Fernando Mendoza acapara las miradas y la atención en el Scouting Combine de la NFL

INDIANÁPOLIS (AP) — Fernando Mendoza, el ganador del Trofeo Heisman, posee todas las cualidades que los equipos de la NFL codician en un quarterback franquicia.
Es inteligente, tiene movilidad, lee rápido las jugadas y lanza el balón con rapidez. Tiene un brazo fuerte y el tamaño prototípico. Además, cuenta con tres años de experiencia como titular y un campeonato nacional.
Pero Mendoza, que en su momento recibió poco interés en el reclutamiento, aprendió hace mucho a no dar nada por sentado. Si el gran favorito para ser la selección global número 1 en el draft de abril cumple con esas expectativas, asumirá la presión de triunfar.
Y si los Raiders de Las Vegas, necesitados de un quarterback, deciden pasar de largo con Mendoza, el exastro de Indiana no se inquietará. En cambio, Mendoza, nacido en Boston, espera tomar prestada una página del plan de juego de uno de sus jugadores favoritos.
“Sea cual sea el equipo que me seleccione, estoy agradecido — ya sea la selección número 1 o la 199”, dijo Mendoza, aludiendo al puesto exacto en el que fue elegido en el draft de 2000 el actual copropietario de los Raiders y quarterback campeón de siete Super Bowls, Tom Brady.
Nadie, por supuesto, anticipa que Mendoza caiga tan abajo, aunque han ocurrido cosas más extrañas.
Carson Beck comenzó la temporada 2024 como el favorito para ser la primera selección pero pasó penurias al final de la campaña con una lesión de codo que requirió cirugía y lo obligó a transferirse de Georgia a Miami.
Cuando llegó el combine anual de evaluación de talentos de la liga el febrero pasado, Shedeur Sanders y Cam Ward parecían encaminados a salir en la parte alta. Ward ganó la batalla y se fue a Tennessee con la primera selección, mientras que Sanders tuvo que esperar hasta que Cleveland finalmente lo tomó en la posición 144.
Este año, sin embargo, no parece haber dudas. Mendoza está claramente a la cabeza de esta generación.
A dondequiera que fue el viernes, las cámaras lo siguieron: desde los teléfonos que se alzaban frente a su podio hasta las rondas posteriores de entrevistas televisivas que hizo dentro de la sala de prensa y quienes filmaban a Mendoza mientras caminaba por los pasillos del Indiana Convention Center.
No planea lanzar el sábado por la noche porque la temporada de 16 partidos de Indiana le dejó menos tiempo para prepararse para el combine respecto a otros jugadores. Sí tiene previsto lanzar el 1 de abril en su Pro Day.
Beck pasó la primavera y el verano pasados rehabilitándose en un esfuerzo por demostrar que podía recuperar su forma previa a la lesión. El resultado: llevó a Miami al partido por el campeonato nacional en su estadio, reconstruyó su valor de cara al draft y ahora espera demostrar que podría ser una selección de primera ronda.

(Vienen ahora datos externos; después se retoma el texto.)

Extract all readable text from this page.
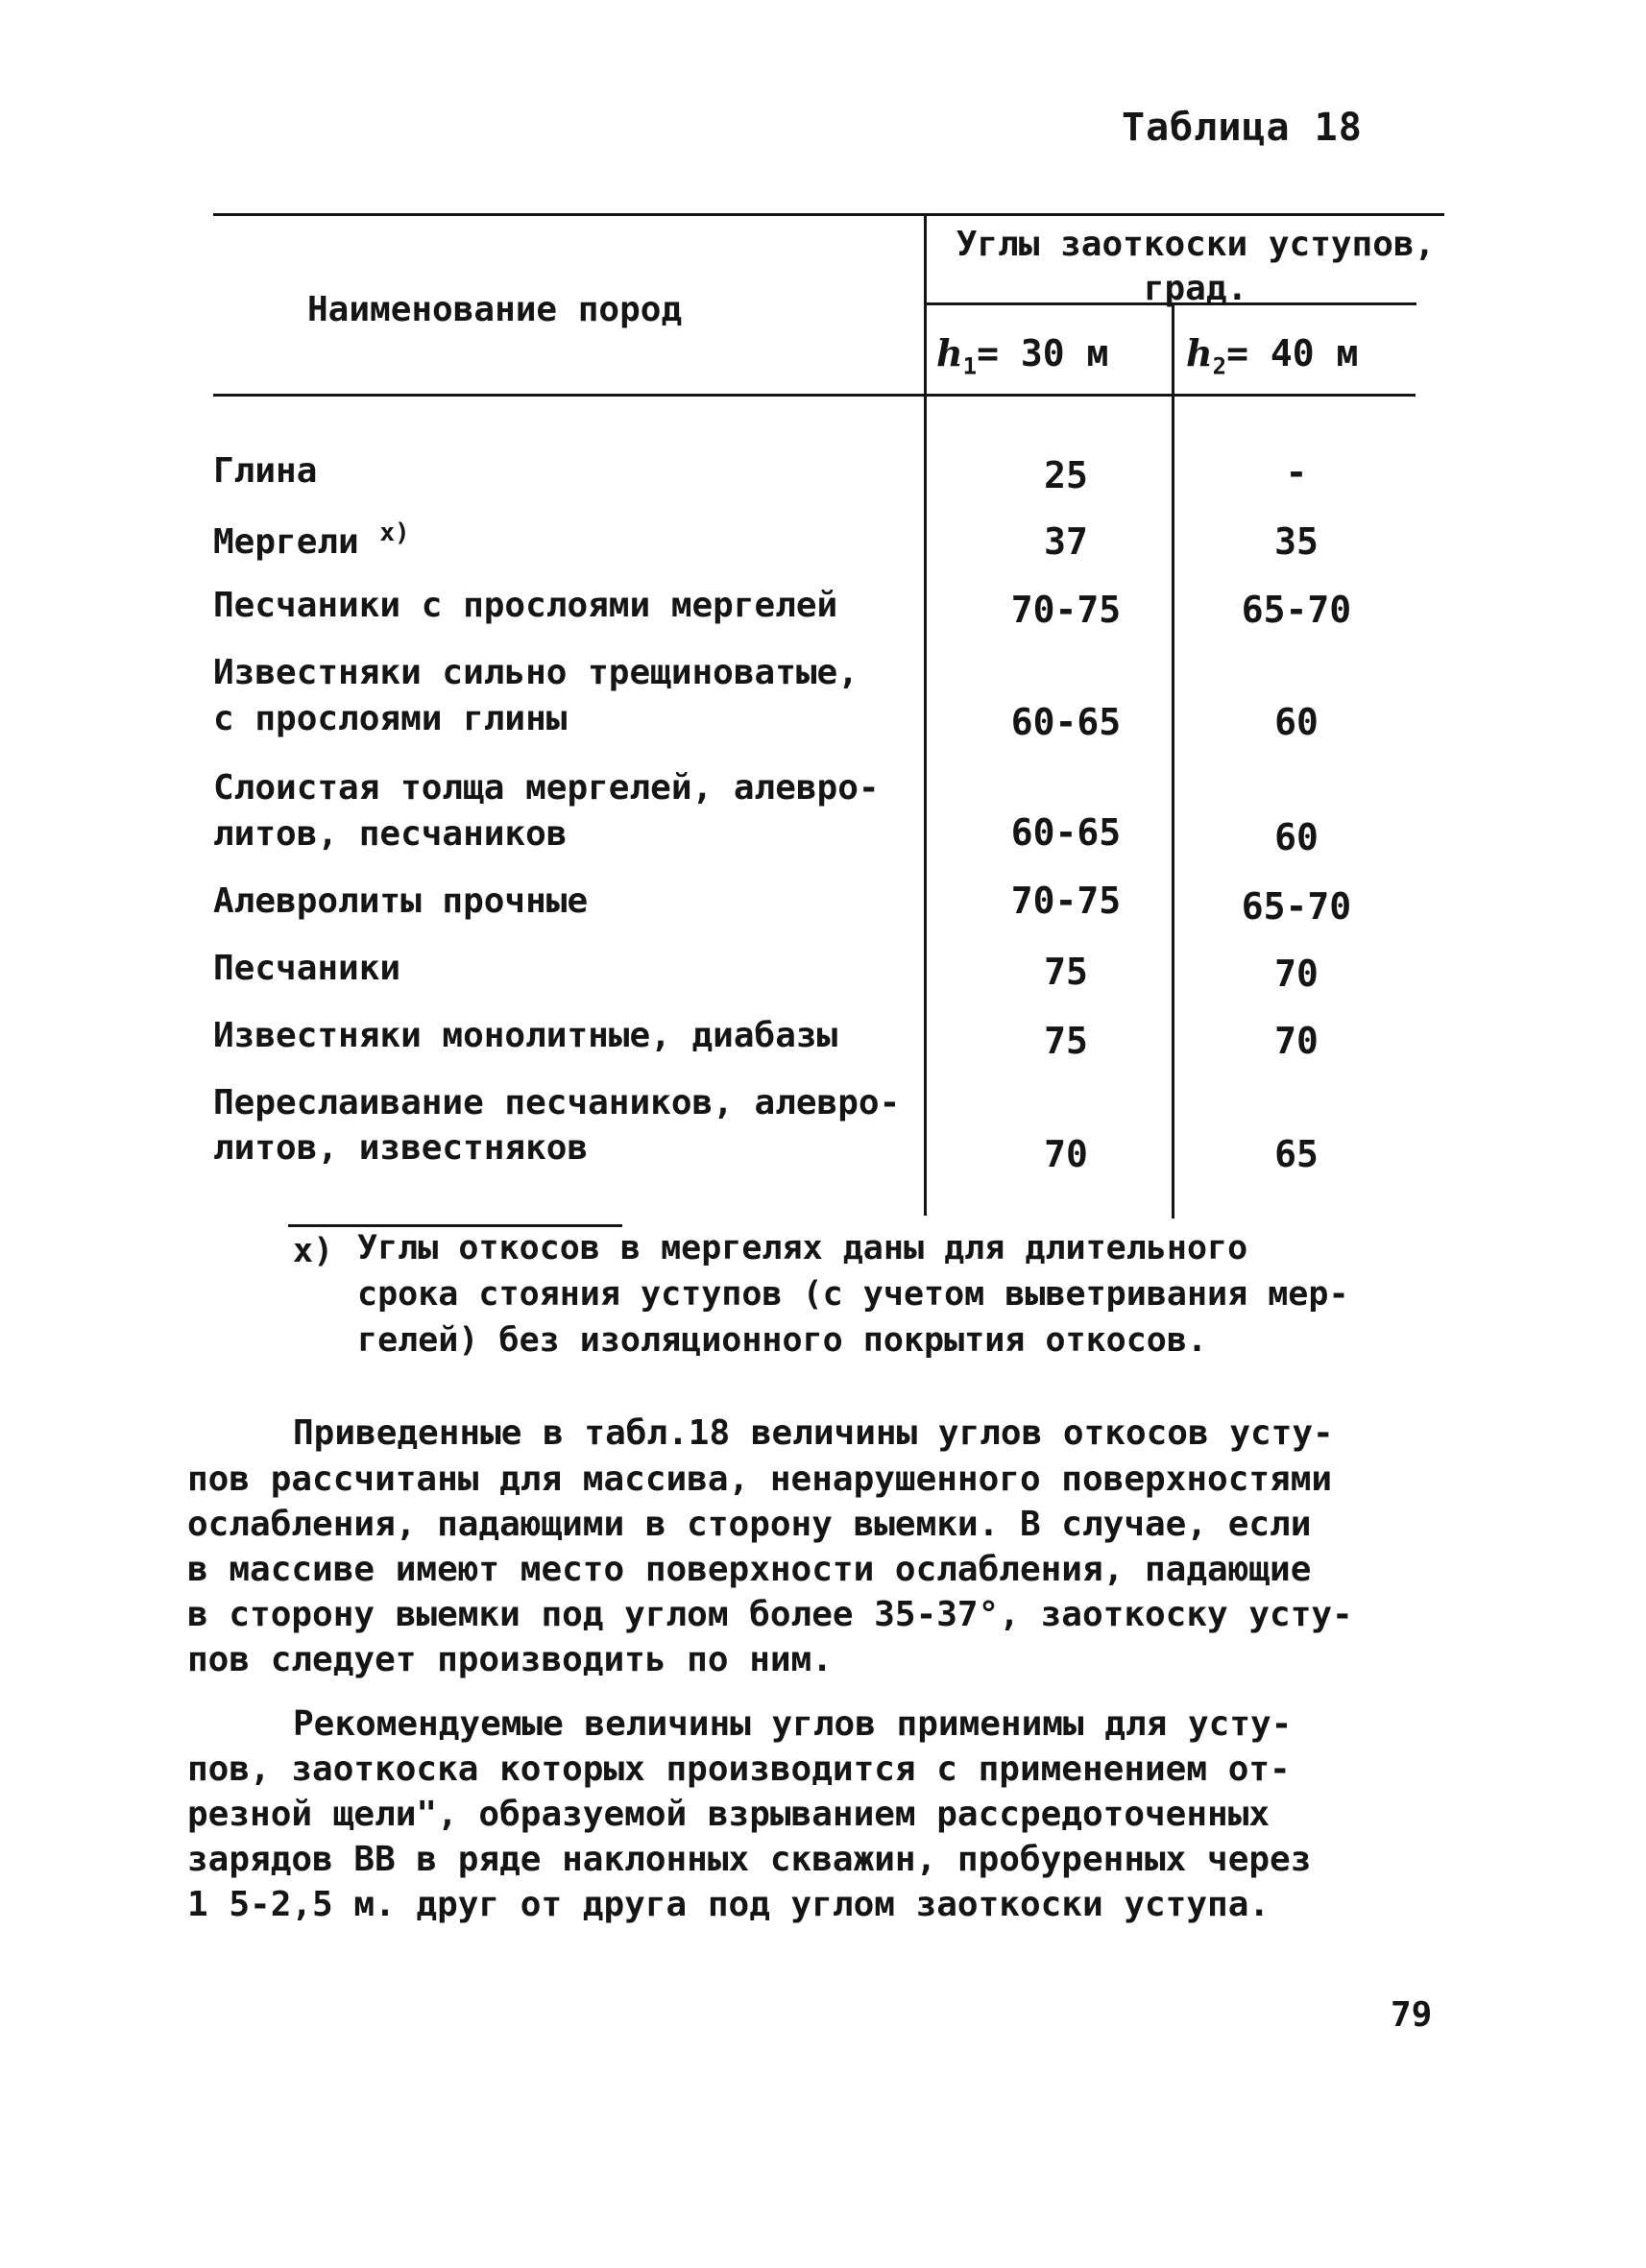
Таблица 18
Наименование пород
Углы заоткоски уступов, град.
$h_1= 30$ м $h_2= 40$ м
Глина	25	-
Мергели $^{х)}$	37	35
Песчаники с прослоями мергелей	70-75	65-70
Известняки сильно трещиноватые,
с прослоями глины	60-65	60
Слоистая толща мергелей, алевро-
литов, песчаников	60-65	60
Алевролиты прочные	70-75	65-70
Песчаники	75	70
Известняки монолитные, диабазы	75	70
Переслаивание песчаников, алевро-
литов, известняков	70	65
х) Углы откосов в мергелях даны для длительного
срока стояния уступов (с учетом выветривания мер-
гелей) без изоляционного покрытия откосов.
Приведенные в табл.18 величины углов откосов усту-
пов рассчитаны для массива, ненарушенного поверхностями
ослабления, падающими в сторону выемки. В случае, если
в массиве имеют место поверхности ослабления, падающие
в сторону выемки под углом более 35-37°, заоткоску усту-
пов следует производить по ним.
Рекомендуемые величины углов применимы для усту-
пов, заоткоска которых производится с применением от-
резной щели", образуемой взрыванием рассредоточенных
зарядов ВВ в ряде наклонных скважин, пробуренных через
1 5-2,5 м. друг от друга под углом заоткоски уступа.
79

Drew Allar enfrenta un intento de regreso similar, aunque con un calendario acelerado.
Regresó a Penn State el otoño pasado en lugar de dar el salto al profesionalismo para buscar un campeonato nacional. Nada salió bien. El equipo, ubicado en el primer puesto en la encuesta de pretemporada de The Associated Press, tropezó temprano y la campaña se desmoronó rápidamente, lo que derivó en el despido del entrenador James Franklin a mitad de campaña.
Luego, a mediados de octubre, Allar sufrió una fractura en el tobillo izquierdo que requirió una cirugía que puso fin a su temporada. Ahora intenta demostrar a los cazatalentos de la NFL que está sano.
Para Mendoza, este es un tipo de escenario distinto. Aquí intenta demostrar a decenas de equipos que tiene lo necesario para seguir los pasos de Brady y convertirse en la solución a largo plazo de algún equipo en la posición de quarterback.
“Ahora mismo, estoy desempleado”, dijo. “Así que esta es mi entrevista de trabajo y, como todos dicen, es la entrevista de trabajo más importante de tu vida. Así que ahora mismo, sólo estoy tratando de hacer todo para, ojalá, conseguir empleo”.